Currently, only beginning and intermediate Arabic is offered, a course sequence spanning four semesters. No course offerings exist in other critical Middle Eastern and Central Asian languages, such as Farsi, Kazakh, and Pashto, and very little is offered in areas of cultural and political studies of the region. Federal funds for these programs are becoming less available, and while the College of Liberal Arts and Sciences has made the right decision in choosing to continue to fund the Arabic program without the federal grant, an Arabic major/minor program should be established, and course offerings should increase.
Iowa was the last Big Ten institution to offer Arabic-language courses, and the choices here still lag behind those at competing institutions. The University of Michigan and Ohio State University are home to two of the most highly regarded programs for the study of Middle Eastern languages and culture. The University of Illinois-Urbana/Champaign similarly offers extensive coursework in Arabic and Farsi, as well as in the Middle Eastern languages of antiquity. A large number of premier Midwestern institutions, from Michigan and Ohio State to Notre Dame, allow students to major in Arabic studies. Even schools with less-extensive programs, such as Northwestern, allow for the inclusion of Arabic language study in a general Middle Eastern studies major or minor.

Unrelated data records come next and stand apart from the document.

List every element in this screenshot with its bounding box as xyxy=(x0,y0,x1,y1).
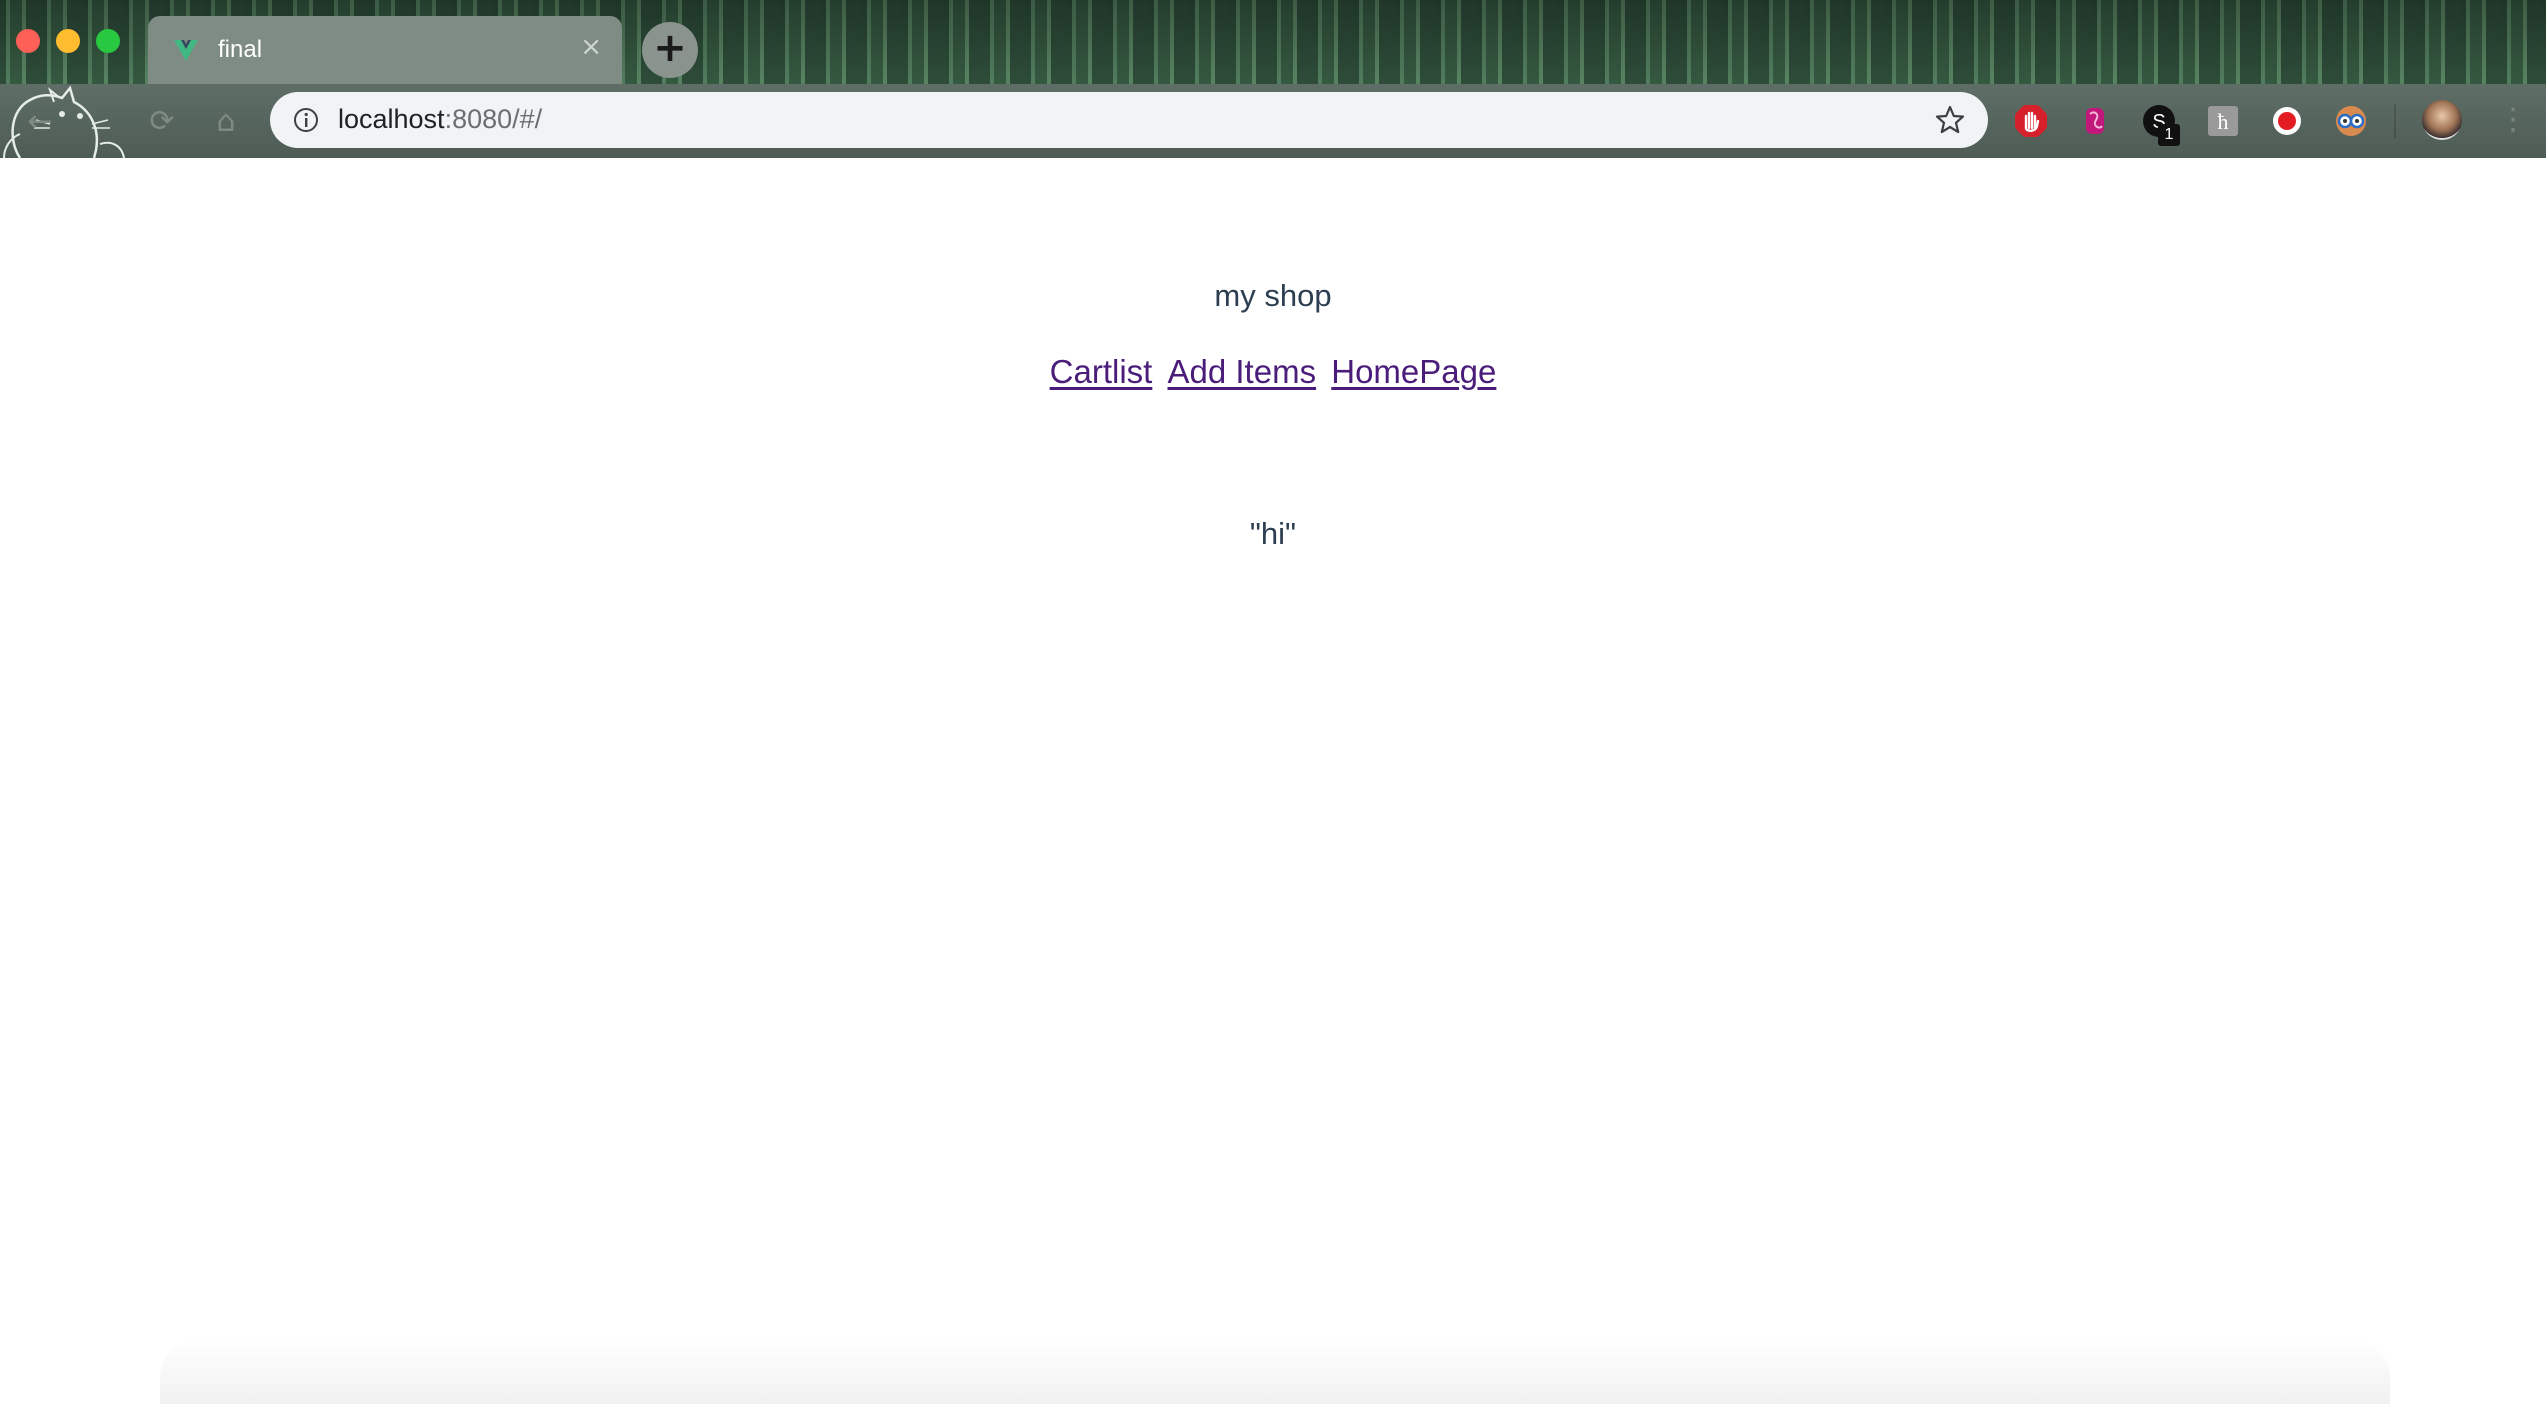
tab-title: final xyxy=(218,36,263,63)
add-items-link[interactable]: Add Items xyxy=(1168,353,1317,390)
window-controls xyxy=(16,29,120,53)
reload-button[interactable]: ⟳ xyxy=(142,102,182,142)
bottom-shadow xyxy=(160,1338,2390,1404)
pink-extension-icon[interactable] xyxy=(2078,104,2112,138)
url-path: :8080/#/ xyxy=(444,104,543,134)
browser-menu-icon[interactable]: ⋮ xyxy=(2498,100,2528,140)
new-tab-button[interactable]: + xyxy=(642,22,698,78)
page-title: my shop xyxy=(1214,278,1332,313)
url-host: localhost xyxy=(338,104,445,134)
tab-close-icon[interactable]: × xyxy=(580,34,602,60)
url-text: localhost:8080/#/ xyxy=(338,104,542,135)
content-text: "hi" xyxy=(1249,516,1297,551)
browser-tab[interactable]: final × xyxy=(148,16,622,84)
home-button[interactable]: ⌂ xyxy=(206,102,246,142)
adblock-icon[interactable] xyxy=(2014,104,2048,138)
record-icon[interactable] xyxy=(2270,104,2304,138)
profile-avatar[interactable] xyxy=(2422,100,2462,140)
window-maximize-button[interactable] xyxy=(96,29,120,53)
cartlist-link[interactable]: Cartlist xyxy=(1050,353,1153,390)
address-bar[interactable]: localhost:8080/#/ xyxy=(270,92,1988,148)
bookmark-star-icon[interactable] xyxy=(1934,104,1966,136)
back-button[interactable]: ← xyxy=(20,102,60,142)
vue-favicon-icon xyxy=(174,40,198,61)
extension-badge: 1 xyxy=(2158,124,2180,146)
toolbar-divider xyxy=(2394,104,2396,138)
nav-links: Cartlist Add Items HomePage xyxy=(0,353,2546,391)
homepage-link[interactable]: HomePage xyxy=(1331,353,1496,390)
glasses-icon[interactable] xyxy=(2334,104,2368,138)
svg-text:ћ: ћ xyxy=(2218,109,2229,134)
info-icon[interactable] xyxy=(292,106,320,134)
h-extension-icon[interactable]: ћ xyxy=(2206,104,2240,138)
page-content: my shop Cartlist Add Items HomePage "hi" xyxy=(0,158,2546,1404)
browser-chrome: final × + ← ⟳ ⌂ localhost:8080/#/ S 1 ћ xyxy=(0,0,2546,158)
window-close-button[interactable] xyxy=(16,29,40,53)
window-minimize-button[interactable] xyxy=(56,29,80,53)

By contrast, any credit earned by a UI student in Arabic classes can only be applied to the general International Studies major or minor. The International Programs covers courses as disparate as Caribbean Studies and Global Media. While the opportunity does exist for students in the major to declare emphasis areas, such as Middle East and Muslim World Studies, the number of course offerings in these areas must be bolstered.
The study of these languages and cultures is incredibly relevant in today's society, with the United States becoming increasingly involved in the intricate geopolitical situation of the Middle East and Central Asia. As borders shift and regimes change, both new allies and enemies emerge. Just as the Cold War necessitated programs teaching Russian in American universities, now a new set of cultural barriers must be broken down to foster ties with an increasingly important part of the world.
If the UI has any hopes of building a reputation nationwide, it must keep its course offerings relevant in today's society. As other schools in the region have taken the initiative in providing coursework in this vital area, the UI must build on the experiences of these pioneer programs in designing courses for the study of Middle Eastern languages and cultures in the coming years.